Frida and the other negligent mums are judged in categories including “Fundamentals of Play” and “The Moral Universe”. To measure their improvement, they work with eerily lifelike androids designed to mimic their offspring, which collect information via sensors and eyeball cameras. “They’ll gauge the mothers’ love,” an administrator explains. “The mothers’ heart rates will be monitored to judge anger.”

The novel is a brilliant satire of helicopter parenting. Frida is criticised for using “insufficiently empowering” motherese and telling bedtime stories that “lack depth”. (“You can’t just have the cow jump over the moon, Frida. You need to have the cow consider his place in society.”) The book also sounds the alarm about modern surveillance technology and the misuse of data, as qualitative conclusions are drawn from quantitative inputs. The institution’s metrical idea of a competent parent seems impossible to attain.

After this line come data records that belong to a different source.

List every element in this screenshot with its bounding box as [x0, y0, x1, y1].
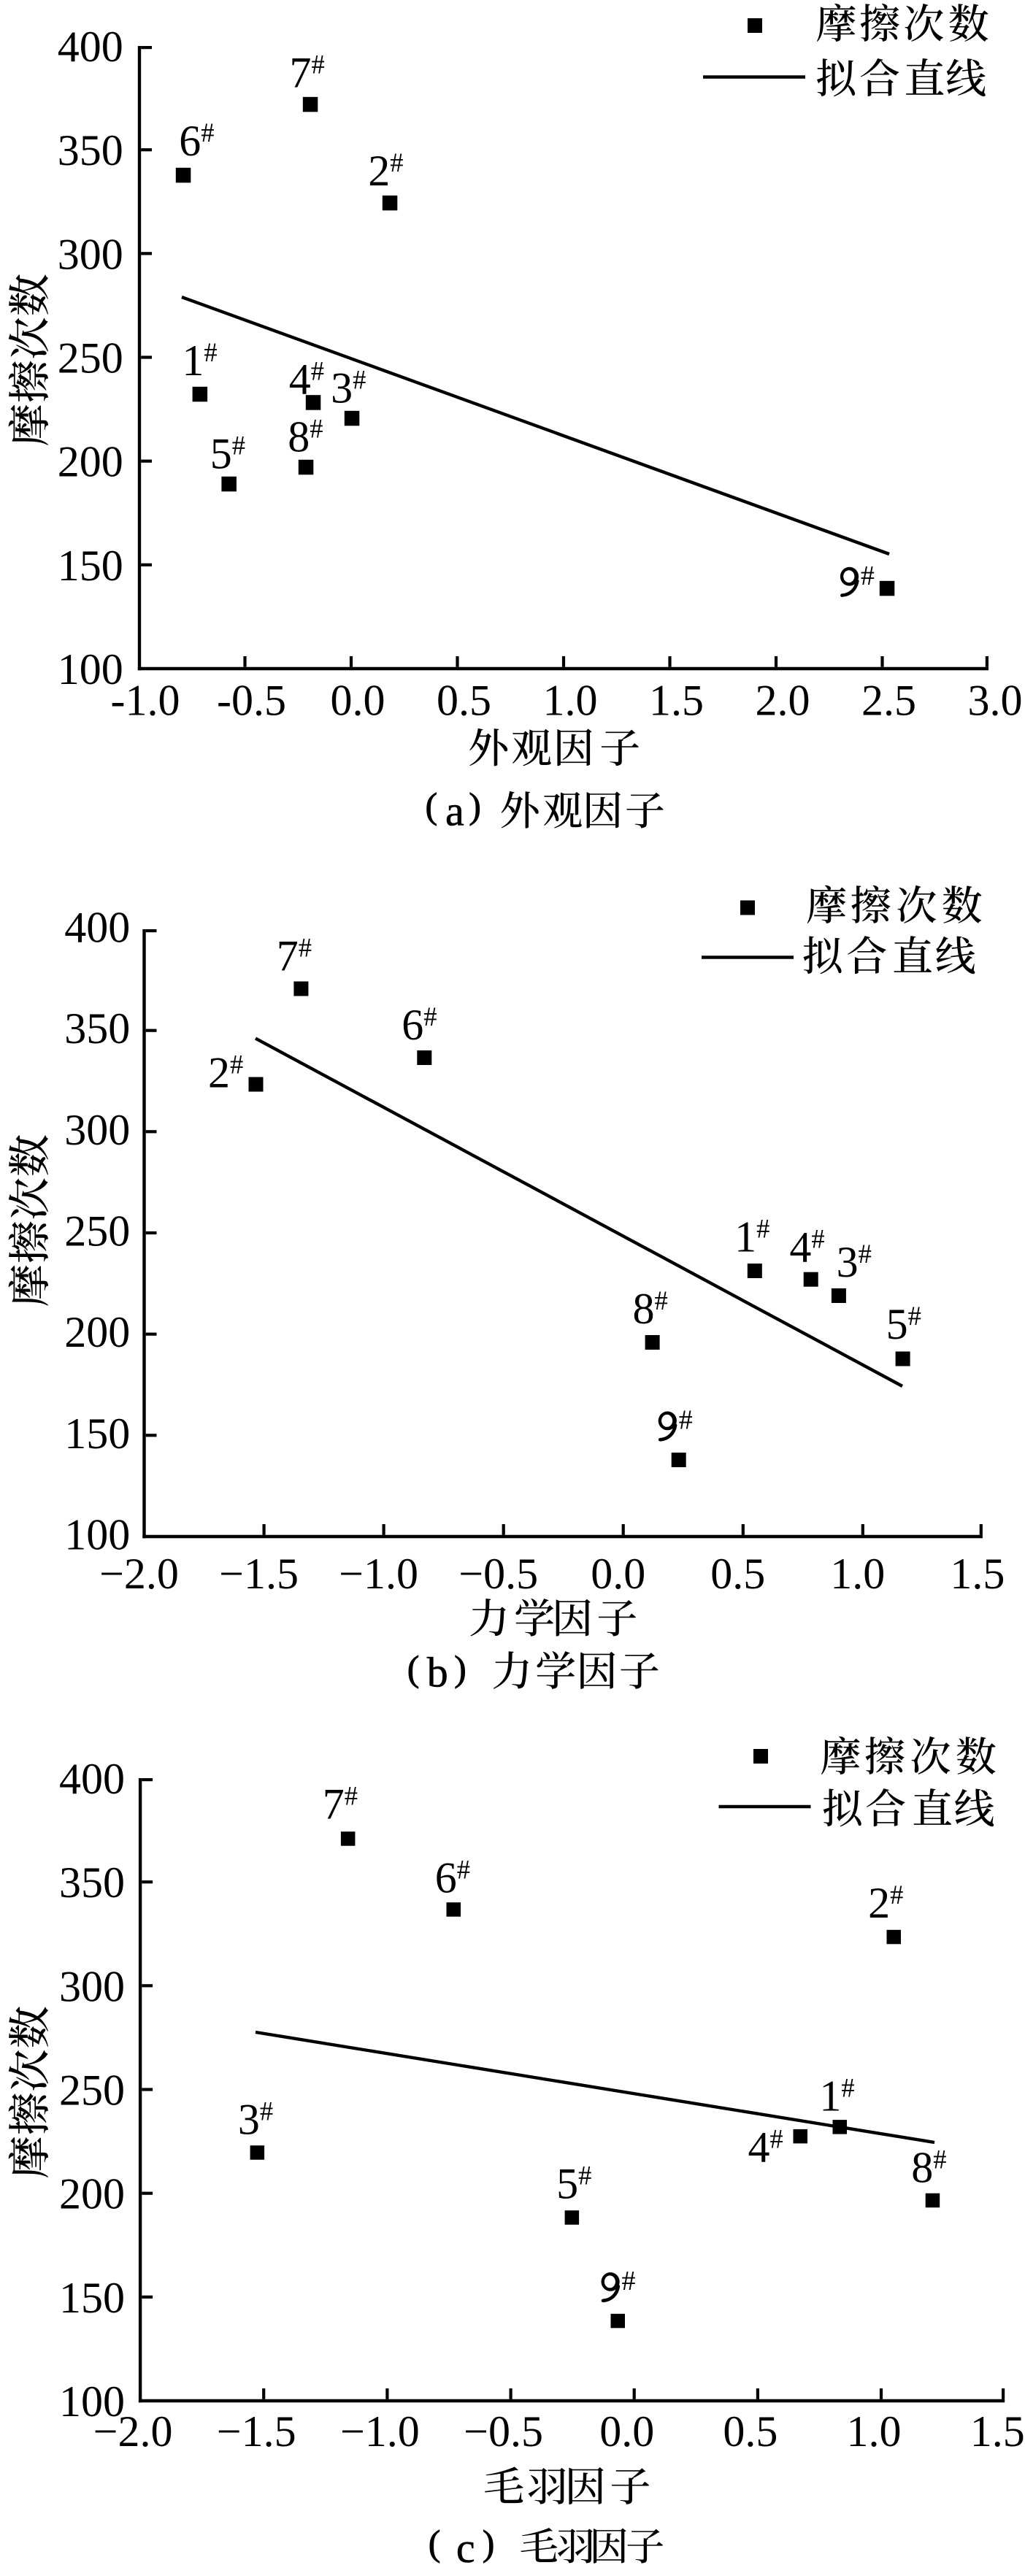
svg-text:300: 300 [64, 1106, 130, 1154]
svg-text:250: 250 [64, 1207, 130, 1256]
svg-text:1#: 1# [819, 2072, 854, 2120]
svg-text:200: 200 [58, 438, 123, 486]
svg-text:1.5: 1.5 [649, 677, 704, 725]
svg-text:350: 350 [58, 126, 123, 174]
svg-text:(: ( [429, 2522, 441, 2563]
svg-text:100: 100 [59, 2377, 125, 2426]
svg-text:350: 350 [59, 1858, 125, 1907]
svg-text:2.0: 2.0 [756, 677, 810, 725]
svg-text:b: b [427, 1649, 448, 1696]
svg-text:−0.5: −0.5 [458, 1550, 538, 1598]
svg-text:400: 400 [64, 904, 130, 952]
svg-text:1.5: 1.5 [970, 2407, 1025, 2456]
svg-text:2.5: 2.5 [861, 677, 916, 725]
svg-text:1.5: 1.5 [950, 1550, 1005, 1598]
svg-text:5#: 5# [556, 2160, 591, 2208]
svg-text:400: 400 [58, 23, 123, 71]
svg-text:7#: 7# [290, 49, 325, 97]
svg-text:0.0: 0.0 [591, 1550, 645, 1598]
svg-text:150: 150 [64, 1410, 130, 1458]
svg-text:#: # [622, 2266, 636, 2296]
svg-text:150: 150 [59, 2274, 125, 2322]
svg-text:a: a [445, 787, 464, 834]
svg-text:−1.5: −1.5 [217, 2407, 296, 2456]
svg-text:150: 150 [58, 542, 123, 590]
svg-text:): ) [454, 1648, 467, 1689]
svg-text:3#: 3# [837, 1238, 872, 1286]
svg-text:1.0: 1.0 [830, 1550, 885, 1598]
svg-text:−0.5: −0.5 [464, 2407, 543, 2456]
svg-text:-0.5: -0.5 [217, 677, 286, 725]
svg-text:(: ( [426, 785, 438, 826]
svg-text:-1.0: -1.0 [111, 677, 180, 725]
svg-text:−2.0: −2.0 [93, 2407, 173, 2456]
svg-text:): ) [483, 2522, 495, 2563]
svg-text:#: # [679, 1405, 693, 1436]
svg-text:0.5: 0.5 [437, 677, 491, 725]
svg-text:200: 200 [59, 2170, 125, 2218]
svg-text:100: 100 [64, 1511, 130, 1559]
svg-text:−1.5: −1.5 [219, 1550, 299, 1598]
svg-text:1.0: 1.0 [543, 677, 598, 725]
svg-text:0.0: 0.0 [599, 2407, 654, 2456]
svg-text:1#: 1# [182, 337, 217, 385]
svg-text:100: 100 [58, 645, 123, 693]
svg-text:1.0: 1.0 [847, 2407, 902, 2456]
svg-text:c: c [456, 2524, 475, 2572]
svg-text:200: 200 [64, 1308, 130, 1356]
svg-text:350: 350 [64, 1004, 130, 1053]
svg-text:300: 300 [58, 230, 123, 278]
svg-text:0.5: 0.5 [723, 2407, 778, 2456]
svg-text:(: ( [407, 1648, 420, 1689]
svg-text:0.0: 0.0 [331, 677, 385, 725]
svg-text:−2.0: −2.0 [99, 1550, 179, 1598]
svg-text:3.0: 3.0 [968, 677, 1023, 725]
svg-text:−1.0: −1.0 [339, 1550, 418, 1598]
svg-text:−1.0: −1.0 [340, 2407, 420, 2456]
svg-text:300: 300 [59, 1962, 125, 2010]
svg-text:): ) [469, 785, 481, 826]
svg-text:400: 400 [59, 1755, 125, 1803]
svg-text:250: 250 [58, 334, 123, 382]
svg-text:#: # [861, 561, 875, 591]
svg-text:250: 250 [59, 2066, 125, 2115]
svg-text:0.5: 0.5 [710, 1550, 765, 1598]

Failing, however, is not an option: it means custodial rights are lost for ever. Ms Chan’s story skilfully dramatises the lengths to which loving parents go for the sake of their offspring. It joins a pantheon of dystopian novels that have parent-child relationships at their heart, including “The Handmaid’s Tale” and “The Road”. And it announces its author as an astute observer of both intrusive 21st-century authority and strained family dynamics.